Bir yandan da acıyorum çocuklarımıza. Onların akıllarını yokluk bilinciyle doldururken yiyecek olarak kültürümüzün en değerli sembollerinden birini önlerine koyarken içimiz hiç mi cız etmeyecek? Biz yerde gördüğümüzde bahar bereket geldi diye sevinirken bizden sonraki nesil bir karınca yiyen gibi karınca yuvalarına iştahla bakıp “Hmmm nefis görünüyor,” diye sevinecek mi? İnsanlığın gözünü korkutmak için başımıza sürekli kakılan açlığa bulunan çözüm bu mu? Hele de bu topraklarda…Başkalarına yedirebilirler, bize biraz zor. Niyetleri elbette ki başka bu sözüm ona araştırmaları yapıp burnumuza dayayanların. Makalenin sonunda sadede geliyorlar: “Beslenmeyi bir kenara bırakırsak insanların beslenme düzenine karıncaları ve diğer böcekleri eklemelerinin en ikna edici nedeni belki de bu yaratıkları tüketmenin düşük çevresel etkisidir. Dünya sera gazı emisyonlarının yaklaşık yüzde on yedisini üretebilen geleneksel hayvancılıkla karşılaştırıldığında, tüketim için böcek yetiştirmek daha az emisyon üretir, daha az arazi kullanır, tozlaşma ve atık ayrıştırma gibi diğer faydaları sağlar.” Dönüp dolaşıp karbon ayak izi meselesini ısıtıp ısıtıp önümüze koyuyorlar. Şunu sormak gerekir: Güzel kardeşim, sizin gönülleriniz hoş olacaksa (Bu hiçbir zaman olmayacak, bize hep bir dayatma, kısıtlama gelecek.) yiyelim de siz yukarıdakiler niçin habire sığır çiftlikleri satın alıp etleri löp löp götürmeye çalışıyorsunuz?
Dünyanın en zenginleri bu işlerle meşgul. Hatta bizim ülkemizde de onlardan bir hayli var.
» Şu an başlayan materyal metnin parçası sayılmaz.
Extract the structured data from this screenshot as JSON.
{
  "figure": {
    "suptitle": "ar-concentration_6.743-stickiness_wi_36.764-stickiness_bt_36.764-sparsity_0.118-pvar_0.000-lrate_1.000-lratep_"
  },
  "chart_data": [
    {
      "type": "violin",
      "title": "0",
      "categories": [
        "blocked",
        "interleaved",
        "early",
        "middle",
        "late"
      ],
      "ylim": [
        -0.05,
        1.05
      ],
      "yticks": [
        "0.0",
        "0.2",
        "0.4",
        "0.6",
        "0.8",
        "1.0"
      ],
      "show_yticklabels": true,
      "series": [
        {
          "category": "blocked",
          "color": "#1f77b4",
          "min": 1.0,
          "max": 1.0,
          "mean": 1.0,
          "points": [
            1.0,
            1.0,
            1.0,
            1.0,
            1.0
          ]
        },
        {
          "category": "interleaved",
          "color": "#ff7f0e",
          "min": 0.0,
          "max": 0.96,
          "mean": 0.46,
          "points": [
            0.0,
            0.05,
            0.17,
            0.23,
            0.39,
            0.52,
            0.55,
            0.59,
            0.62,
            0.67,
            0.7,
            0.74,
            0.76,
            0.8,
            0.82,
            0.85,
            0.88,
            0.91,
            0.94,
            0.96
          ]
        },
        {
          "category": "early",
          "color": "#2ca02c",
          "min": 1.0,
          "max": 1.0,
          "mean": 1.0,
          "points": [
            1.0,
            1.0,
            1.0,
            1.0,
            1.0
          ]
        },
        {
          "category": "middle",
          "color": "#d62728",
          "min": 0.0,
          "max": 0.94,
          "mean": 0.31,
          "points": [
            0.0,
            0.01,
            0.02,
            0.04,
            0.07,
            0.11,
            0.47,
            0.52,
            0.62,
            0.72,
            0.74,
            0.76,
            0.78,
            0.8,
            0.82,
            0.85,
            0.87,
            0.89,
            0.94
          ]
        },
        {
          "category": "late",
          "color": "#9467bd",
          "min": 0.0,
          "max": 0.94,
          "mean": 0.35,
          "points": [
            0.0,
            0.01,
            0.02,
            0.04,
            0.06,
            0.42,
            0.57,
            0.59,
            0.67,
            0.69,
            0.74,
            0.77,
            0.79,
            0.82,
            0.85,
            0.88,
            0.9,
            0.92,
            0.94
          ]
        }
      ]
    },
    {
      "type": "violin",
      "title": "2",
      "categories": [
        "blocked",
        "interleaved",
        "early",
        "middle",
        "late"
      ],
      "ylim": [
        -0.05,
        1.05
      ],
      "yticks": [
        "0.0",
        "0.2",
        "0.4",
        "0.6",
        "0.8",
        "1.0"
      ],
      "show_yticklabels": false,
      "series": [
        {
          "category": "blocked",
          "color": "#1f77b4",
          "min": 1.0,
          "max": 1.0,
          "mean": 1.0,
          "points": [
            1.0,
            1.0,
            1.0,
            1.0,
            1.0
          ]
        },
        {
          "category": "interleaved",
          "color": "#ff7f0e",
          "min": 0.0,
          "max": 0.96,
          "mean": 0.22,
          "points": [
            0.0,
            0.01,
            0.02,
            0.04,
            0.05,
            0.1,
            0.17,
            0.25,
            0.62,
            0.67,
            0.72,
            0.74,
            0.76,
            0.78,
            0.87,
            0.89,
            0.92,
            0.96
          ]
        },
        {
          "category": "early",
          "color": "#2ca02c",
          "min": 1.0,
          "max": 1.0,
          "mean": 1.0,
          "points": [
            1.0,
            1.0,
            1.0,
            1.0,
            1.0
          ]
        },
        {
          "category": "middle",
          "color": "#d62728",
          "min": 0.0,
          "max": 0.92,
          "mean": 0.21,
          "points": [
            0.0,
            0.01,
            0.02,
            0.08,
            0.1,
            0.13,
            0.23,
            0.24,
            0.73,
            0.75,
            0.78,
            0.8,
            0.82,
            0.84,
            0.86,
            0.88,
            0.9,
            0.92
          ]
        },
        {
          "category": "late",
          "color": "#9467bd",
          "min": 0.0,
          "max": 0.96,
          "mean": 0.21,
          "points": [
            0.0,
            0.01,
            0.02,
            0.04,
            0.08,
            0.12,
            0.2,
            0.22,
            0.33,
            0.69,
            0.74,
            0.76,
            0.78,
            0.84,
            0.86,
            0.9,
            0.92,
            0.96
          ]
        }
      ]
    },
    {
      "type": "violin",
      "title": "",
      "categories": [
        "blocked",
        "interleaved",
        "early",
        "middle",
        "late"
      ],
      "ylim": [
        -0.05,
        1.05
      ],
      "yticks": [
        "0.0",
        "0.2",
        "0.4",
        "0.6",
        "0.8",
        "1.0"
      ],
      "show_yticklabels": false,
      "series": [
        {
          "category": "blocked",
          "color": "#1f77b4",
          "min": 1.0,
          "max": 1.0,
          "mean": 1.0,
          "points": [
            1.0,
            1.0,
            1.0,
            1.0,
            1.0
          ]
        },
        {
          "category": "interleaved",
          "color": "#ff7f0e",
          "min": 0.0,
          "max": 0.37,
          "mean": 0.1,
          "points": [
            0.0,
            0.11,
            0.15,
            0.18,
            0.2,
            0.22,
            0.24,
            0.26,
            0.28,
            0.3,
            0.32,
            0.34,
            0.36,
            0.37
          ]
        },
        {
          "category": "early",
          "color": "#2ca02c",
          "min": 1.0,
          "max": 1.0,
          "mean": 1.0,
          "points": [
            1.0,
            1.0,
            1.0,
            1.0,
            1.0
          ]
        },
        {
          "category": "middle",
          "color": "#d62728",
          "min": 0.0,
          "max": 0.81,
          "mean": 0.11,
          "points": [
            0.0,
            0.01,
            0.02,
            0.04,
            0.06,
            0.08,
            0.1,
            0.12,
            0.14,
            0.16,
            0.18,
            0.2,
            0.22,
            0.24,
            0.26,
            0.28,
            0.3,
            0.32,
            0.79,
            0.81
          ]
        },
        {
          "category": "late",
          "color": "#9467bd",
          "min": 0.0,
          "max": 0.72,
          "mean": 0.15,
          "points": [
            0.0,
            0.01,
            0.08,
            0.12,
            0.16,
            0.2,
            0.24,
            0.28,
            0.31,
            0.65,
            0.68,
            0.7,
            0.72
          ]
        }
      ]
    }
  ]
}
Sizleri bilmem; ama açlıktan öleceğimi bilsem de ben böceklere özellikle de karıncalara elimi sürmem. Bizim aldığımız terbiyeye ters. Bizden öncekiler yuvalarına basmamak için uçurumun kıyısından bile yürüdüler. Hatta naçizane bendeniz evimin ortasından yol yapıp geçen karıncaların bir tanesine bile elimi süremedim. Karınca yemenin bir çözüm olabileceğini normal karşılayan herkese de teessüflerimi bildiriyorum. Mantığınız bunu nasıl uygun buluyor? Bu dünyada biz sıradanlara “Böcek yiyin,” diyen zihniyeti sorgulamamız gerekmiyor mu? Bir bakın etrafınıza, sıradan insanlar mı yoksa sanayi devleri mi daha çok artırıyor karbon emülsiyonlarını. Sırf kâr amaçlı, plansız üretim yapan kimler? Ortalığı plastiğe boyayan kimler? İsteseler kendi üretimlerini başka bir şeye dönüştürüp bir ay içinde karbon emülsiyonunu binde birine bile indirebilecekken yapmayan kimler? Onlara (karşı masaya) bizden bir porsiyon böcek lütfen…Bir zahmet sponsor oldukları böcek yeme fikrinin ne kadar iyi bir şey olduğunu bize uygulamalı olarak göstersinler. Belki tadına bakarlarsa düşerler yakamızdan.